C’est l’époque où la Réserve Fédérale est créée (décembre 1913), jouant un rôle majeur dans le financement de l’Europe qui va avoir lieu. Et celle de la prise de conscience soudaine par les États-Unis de leur rôle de première puissance à la fois industrielle, mais aussi financière, avec « la plus belle machine de crédit du monde ». Et, pour la première fois au monde, d’une puissance amenée à « penser à l’échelle internationale », « premier signe avant-coureur de la méprise à venir », selon l’auteur. Celle qui conduit, pour des tas de raisons, notamment sentimentales, au développement immodéré des sources du crédit, chacun se sentant, à son niveau, une responsabilité vis-à-vis du Vieux Continent, y compris les citoyens américains par leur épargne, via le développement effroyable des obligations, produits quelque peu hasardeux dans le contexte de l’époque, que les banquiers ont écoulé massivement sans parcimonie ni sens de la mesure. Pire encore, un système délirant où, en définitive, l’appétit de création de crédit était si fort que les représentants des établissements bancaires de Wall Street sont allés jusqu’à solliciter massivement à travers le monde les demandes de crédit, grâce à un démarchage actif (souvent à l’aide de pots de vin), tandis qu’ils recouraient à des techniques de vente agressive auprès d’une clientèle de prêteurs fortement demandeuse aux États-Unis.
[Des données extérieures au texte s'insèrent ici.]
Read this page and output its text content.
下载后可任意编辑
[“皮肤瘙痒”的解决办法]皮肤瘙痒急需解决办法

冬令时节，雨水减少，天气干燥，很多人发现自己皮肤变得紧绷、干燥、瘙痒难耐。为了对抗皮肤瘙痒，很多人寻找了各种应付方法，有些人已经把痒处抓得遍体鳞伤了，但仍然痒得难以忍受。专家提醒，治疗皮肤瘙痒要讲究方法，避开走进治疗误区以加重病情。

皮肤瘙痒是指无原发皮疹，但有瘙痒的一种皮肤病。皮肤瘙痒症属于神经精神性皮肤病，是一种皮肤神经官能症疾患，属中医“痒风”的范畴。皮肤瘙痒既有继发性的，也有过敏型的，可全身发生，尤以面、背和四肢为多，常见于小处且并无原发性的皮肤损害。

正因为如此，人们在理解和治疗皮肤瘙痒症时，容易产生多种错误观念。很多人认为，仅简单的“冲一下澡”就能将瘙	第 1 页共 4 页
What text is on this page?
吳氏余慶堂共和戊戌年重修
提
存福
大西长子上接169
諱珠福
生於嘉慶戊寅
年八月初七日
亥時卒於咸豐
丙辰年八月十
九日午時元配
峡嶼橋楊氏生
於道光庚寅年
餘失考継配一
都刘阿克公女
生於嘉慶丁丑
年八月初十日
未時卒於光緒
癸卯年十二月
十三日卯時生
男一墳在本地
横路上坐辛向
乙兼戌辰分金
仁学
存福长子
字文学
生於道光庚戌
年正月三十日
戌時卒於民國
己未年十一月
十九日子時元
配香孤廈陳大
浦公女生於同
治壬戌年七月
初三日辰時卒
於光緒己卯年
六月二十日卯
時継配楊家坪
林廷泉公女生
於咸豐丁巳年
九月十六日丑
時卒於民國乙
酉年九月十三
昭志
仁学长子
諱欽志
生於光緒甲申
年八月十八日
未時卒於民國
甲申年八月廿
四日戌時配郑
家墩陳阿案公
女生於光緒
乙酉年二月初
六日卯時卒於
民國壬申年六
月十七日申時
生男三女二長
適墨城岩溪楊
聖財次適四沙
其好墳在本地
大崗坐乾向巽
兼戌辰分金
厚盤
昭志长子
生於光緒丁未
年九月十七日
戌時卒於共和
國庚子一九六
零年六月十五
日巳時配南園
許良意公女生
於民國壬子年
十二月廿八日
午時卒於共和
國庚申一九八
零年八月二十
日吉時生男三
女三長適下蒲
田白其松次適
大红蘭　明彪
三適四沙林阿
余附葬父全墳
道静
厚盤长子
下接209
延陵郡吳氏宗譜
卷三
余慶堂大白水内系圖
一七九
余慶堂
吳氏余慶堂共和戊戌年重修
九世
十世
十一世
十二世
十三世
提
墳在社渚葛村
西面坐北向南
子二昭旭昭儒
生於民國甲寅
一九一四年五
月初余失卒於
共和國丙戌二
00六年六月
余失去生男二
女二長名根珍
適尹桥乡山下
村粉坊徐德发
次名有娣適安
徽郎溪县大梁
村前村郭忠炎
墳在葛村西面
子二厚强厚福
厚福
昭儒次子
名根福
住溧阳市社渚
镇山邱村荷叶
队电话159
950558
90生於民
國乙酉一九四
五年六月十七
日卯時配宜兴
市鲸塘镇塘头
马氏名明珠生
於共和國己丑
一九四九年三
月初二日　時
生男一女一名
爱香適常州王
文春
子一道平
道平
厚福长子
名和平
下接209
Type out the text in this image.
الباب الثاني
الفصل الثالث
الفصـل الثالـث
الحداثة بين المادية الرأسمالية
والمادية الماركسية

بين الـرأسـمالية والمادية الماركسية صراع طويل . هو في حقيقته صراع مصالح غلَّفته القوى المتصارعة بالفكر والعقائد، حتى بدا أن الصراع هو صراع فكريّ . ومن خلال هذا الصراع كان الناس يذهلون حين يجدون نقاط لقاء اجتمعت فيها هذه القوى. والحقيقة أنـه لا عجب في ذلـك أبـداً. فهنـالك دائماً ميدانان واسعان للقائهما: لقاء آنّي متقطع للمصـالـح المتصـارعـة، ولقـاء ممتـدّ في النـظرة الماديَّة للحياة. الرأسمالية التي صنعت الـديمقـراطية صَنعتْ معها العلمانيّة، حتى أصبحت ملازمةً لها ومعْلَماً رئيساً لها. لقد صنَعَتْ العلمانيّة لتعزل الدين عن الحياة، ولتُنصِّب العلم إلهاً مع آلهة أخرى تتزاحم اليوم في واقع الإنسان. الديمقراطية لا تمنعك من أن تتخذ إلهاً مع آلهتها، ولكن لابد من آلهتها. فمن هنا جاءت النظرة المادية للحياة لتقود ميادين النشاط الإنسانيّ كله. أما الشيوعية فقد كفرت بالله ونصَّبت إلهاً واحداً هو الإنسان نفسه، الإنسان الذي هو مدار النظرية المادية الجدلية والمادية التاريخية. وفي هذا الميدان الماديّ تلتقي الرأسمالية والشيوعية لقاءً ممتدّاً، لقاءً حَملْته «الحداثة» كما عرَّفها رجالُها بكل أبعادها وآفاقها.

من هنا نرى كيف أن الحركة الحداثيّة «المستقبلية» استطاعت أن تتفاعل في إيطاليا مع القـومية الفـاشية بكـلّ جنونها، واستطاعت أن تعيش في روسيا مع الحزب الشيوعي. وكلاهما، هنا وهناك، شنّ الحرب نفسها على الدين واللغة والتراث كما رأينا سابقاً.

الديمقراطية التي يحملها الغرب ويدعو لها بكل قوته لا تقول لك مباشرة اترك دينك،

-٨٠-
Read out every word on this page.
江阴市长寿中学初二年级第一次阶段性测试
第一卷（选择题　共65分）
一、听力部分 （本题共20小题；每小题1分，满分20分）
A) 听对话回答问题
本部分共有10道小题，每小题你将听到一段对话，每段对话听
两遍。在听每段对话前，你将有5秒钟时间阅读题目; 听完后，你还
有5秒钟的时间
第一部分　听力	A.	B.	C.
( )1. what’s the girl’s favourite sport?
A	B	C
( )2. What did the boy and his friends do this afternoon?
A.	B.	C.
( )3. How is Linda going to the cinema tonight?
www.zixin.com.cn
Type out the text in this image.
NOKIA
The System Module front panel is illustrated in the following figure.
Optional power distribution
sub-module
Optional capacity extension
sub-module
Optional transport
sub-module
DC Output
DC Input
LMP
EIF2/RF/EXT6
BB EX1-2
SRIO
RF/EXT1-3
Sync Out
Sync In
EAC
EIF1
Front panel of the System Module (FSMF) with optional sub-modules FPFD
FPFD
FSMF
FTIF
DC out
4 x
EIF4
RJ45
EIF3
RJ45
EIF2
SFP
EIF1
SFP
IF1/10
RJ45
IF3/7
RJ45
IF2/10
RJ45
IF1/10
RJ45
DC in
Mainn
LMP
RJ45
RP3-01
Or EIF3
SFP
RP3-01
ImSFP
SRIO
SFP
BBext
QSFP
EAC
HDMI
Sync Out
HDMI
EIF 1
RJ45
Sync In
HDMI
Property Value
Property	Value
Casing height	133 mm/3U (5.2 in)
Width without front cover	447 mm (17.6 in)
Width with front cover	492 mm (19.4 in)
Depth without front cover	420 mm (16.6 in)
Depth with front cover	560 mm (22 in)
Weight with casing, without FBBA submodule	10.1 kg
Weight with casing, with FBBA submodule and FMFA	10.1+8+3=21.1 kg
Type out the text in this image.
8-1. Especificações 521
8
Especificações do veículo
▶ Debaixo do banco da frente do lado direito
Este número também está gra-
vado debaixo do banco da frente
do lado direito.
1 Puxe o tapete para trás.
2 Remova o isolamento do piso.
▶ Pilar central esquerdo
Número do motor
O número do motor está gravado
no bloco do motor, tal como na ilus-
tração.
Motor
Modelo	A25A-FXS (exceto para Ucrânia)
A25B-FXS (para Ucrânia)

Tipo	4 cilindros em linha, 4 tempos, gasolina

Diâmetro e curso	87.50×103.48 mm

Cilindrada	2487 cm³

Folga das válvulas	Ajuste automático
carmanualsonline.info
Tout ceci s’est fait en l’absence de réglementation. Et le jeu fut trouble, notamment avec l’Allemagne, dont les États-Unis ont finalement financé par l’emprunt le remboursement de ses dettes de guerre. Les Américains se sont, en quelque sorte, payés eux-mêmes.

« Que la dette ne doive jamais être remboursée, qu’elle puisse être indéfiniment reportée, qu’un pays créancier puisse se rembourser lui-même en augmentant progressivement les dettes de ses débiteurs, telle était la logique de cette illusion de crédit. »

Faisant le parallèle avec John Law et sa bulle du Mississipi, G. Garrett note que

« la faiblesse fatale du concept est que vous ne pouvez pas arrêter. Lorsque de nouveaux créanciers ne sont pas amenés à se présenter plus rapidement que les anciens créanciers demandent à être payés, la bulle éclate (…)  Il n’y a rien de nouveau dans le système. Ce qui est nouveau, c’est que pour la première fois le monde entier s’y est essayé. »

Anatomie de la bulle

G. Garrett s’intéresse ensuite aux mécanismes du crédit, moteur essentiel de l’économie, certes, mais qui parfois, en raison de certaines inconséquences ou projets fous (souvent publics) qu’il compare aux constructions des pyramides en Égypte (environ 100 000 hommes, rappelle-t-il, avaient été mobilisés d’autorité pendant vingt ans rien que pour celle de Khéops, faisant d’eux ensuite des « oubliés », tandis qu’ils auraient pu contribuer, pendant toutes ces années-là, à améliorer grandement le bien-être de la Société en étant affectés autrement), mène à un aveuglement et à des catastrophes effroyables.

Tel est le cas de la bulle de 1929, un type de pyramide invisible et éphémère, fruit d’une spéculation délirante et d’une fiction collective qui n’a eu pour effet, par une forme d’effet d’éviction, que d’engloutir le crédit de manière accélérée et incontrôlable, là où il aurait permis de grandes réalisations bien concrètes et utiles en termes de richesse réelle dans le pays. Avec l’issue que l’on connait, les « oubliés » étant tous ces petits épargnants qui, en retirant tous en même temps leur argent ont contribué à accélérer la chute des banques, quand il leur a seulement été possible de le récupérer…

G. Garrett explique ainsi, de manière très concrète et pédagogique la manière dont fonctionne le crédit. Un parfait cours d’économie pour qui veut s’instruire de choses qui lui échappent éventuellement.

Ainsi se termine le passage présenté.